Melania Trump Underwent a 'Successful' Kidney Embolization: What to Know About the Procedure

First Lady Melania Trump is recovering at the hospital after undergoing a “successful” embolization procedure for a benign kidney condition, according to her communications director.

In most cases an embolization procedure in the kidney is used to treat tumors or growths that occur “spontaneously,” Dr. Jeffrey Berns, professor of medicine and pediatrics at the Perelman School of Medicine at the University of Pennsylvania, who does not treat Trump, tells PEOPLE.
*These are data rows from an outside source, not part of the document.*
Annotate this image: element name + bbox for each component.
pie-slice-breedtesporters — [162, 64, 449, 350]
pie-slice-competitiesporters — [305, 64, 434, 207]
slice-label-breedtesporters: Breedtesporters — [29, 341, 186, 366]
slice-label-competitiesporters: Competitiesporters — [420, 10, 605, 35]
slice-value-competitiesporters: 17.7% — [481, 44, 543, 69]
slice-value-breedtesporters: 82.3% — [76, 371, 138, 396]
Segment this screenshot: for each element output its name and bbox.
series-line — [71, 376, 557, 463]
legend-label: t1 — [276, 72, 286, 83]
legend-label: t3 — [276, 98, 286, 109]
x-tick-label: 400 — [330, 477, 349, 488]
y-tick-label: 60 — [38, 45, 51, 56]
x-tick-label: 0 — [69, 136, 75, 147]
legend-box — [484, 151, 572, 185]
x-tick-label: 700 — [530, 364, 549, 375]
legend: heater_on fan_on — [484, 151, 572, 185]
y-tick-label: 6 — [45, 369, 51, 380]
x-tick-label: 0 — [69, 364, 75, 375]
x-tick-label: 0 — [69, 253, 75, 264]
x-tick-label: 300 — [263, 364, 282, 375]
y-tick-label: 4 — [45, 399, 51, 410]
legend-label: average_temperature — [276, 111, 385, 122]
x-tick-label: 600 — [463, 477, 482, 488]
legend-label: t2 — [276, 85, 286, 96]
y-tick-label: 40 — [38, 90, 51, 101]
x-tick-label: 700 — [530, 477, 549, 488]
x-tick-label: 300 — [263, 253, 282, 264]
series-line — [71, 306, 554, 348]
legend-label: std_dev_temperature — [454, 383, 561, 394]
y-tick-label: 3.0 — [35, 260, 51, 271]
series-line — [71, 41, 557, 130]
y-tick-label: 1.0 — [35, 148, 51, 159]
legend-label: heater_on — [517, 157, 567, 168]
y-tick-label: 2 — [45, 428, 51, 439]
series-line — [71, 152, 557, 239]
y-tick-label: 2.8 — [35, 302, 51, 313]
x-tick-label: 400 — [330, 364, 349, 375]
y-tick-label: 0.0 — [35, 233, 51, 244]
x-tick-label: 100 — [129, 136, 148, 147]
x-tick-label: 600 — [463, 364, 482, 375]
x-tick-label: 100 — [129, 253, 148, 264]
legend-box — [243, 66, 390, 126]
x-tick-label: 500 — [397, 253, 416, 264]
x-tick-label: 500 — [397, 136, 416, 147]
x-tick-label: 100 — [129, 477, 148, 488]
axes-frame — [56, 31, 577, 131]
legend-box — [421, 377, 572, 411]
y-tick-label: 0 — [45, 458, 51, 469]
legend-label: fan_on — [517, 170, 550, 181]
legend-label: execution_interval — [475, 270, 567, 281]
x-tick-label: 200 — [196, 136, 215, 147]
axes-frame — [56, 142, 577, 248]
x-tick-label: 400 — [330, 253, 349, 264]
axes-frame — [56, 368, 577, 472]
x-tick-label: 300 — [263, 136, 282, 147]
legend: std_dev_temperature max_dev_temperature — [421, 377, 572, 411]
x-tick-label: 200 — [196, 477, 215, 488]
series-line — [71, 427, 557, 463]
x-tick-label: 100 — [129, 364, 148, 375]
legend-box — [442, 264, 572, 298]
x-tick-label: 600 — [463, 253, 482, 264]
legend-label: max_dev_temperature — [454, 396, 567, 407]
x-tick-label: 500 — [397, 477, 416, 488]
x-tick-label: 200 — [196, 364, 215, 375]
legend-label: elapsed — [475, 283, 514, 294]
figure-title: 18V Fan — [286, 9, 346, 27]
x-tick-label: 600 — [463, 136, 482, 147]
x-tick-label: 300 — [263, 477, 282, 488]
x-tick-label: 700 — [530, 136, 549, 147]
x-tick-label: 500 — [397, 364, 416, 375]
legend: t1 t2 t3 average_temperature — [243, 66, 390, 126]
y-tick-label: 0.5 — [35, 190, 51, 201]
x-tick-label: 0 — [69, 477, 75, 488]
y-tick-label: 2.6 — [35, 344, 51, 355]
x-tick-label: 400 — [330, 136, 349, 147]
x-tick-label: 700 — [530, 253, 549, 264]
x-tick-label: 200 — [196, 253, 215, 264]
“There’s a variety of things an embolization can be used for. It is used for cancer, but there can be benign tumors of the kidney,” Dr. Berns says. “The best example is an angiomyolipoma, which is a collection of cells of different types that occur spontaneously, and can occur concurrently with other systemic diseases, but they are benign lesions that can be treated with embolization.”

The embolization procedure forces the blood vessels to clot, and stops blood flow to a tumor or growth. The procedure is non-surgical, and instead uses a catheter that is typically inserted in the femoral artery, to the right of the groin, and is threaded up to the kidney.

“The catheter goes through the kidney through smaller and smaller blood vessels until the area that needs to be embolized is isolated, and then there would be any number of materials that can be injected into the catheter to cause the blood vessels involved to clot,” Dr. Berns explains.

The tumor or growth will eventually die out with the lack of blood flow, and Dr. Berns says that if there is just one of them, this one procedure should be sufficient.

“Typically if it’s a single isolated lesion of some sort, and there are no others in the kidneys, then this is likely to be definitive treatment,” he says. “If this is something that can repeatedly occur over time, then it would need some surveillance.”

The recovery time is also dependent on the specifics of the kidney condition, and a week in the hospital for Trump may not be out of the ordinary if a significant area of the kidney needed treatment.

“It really depends on what they were treating,” Dr. Berns says.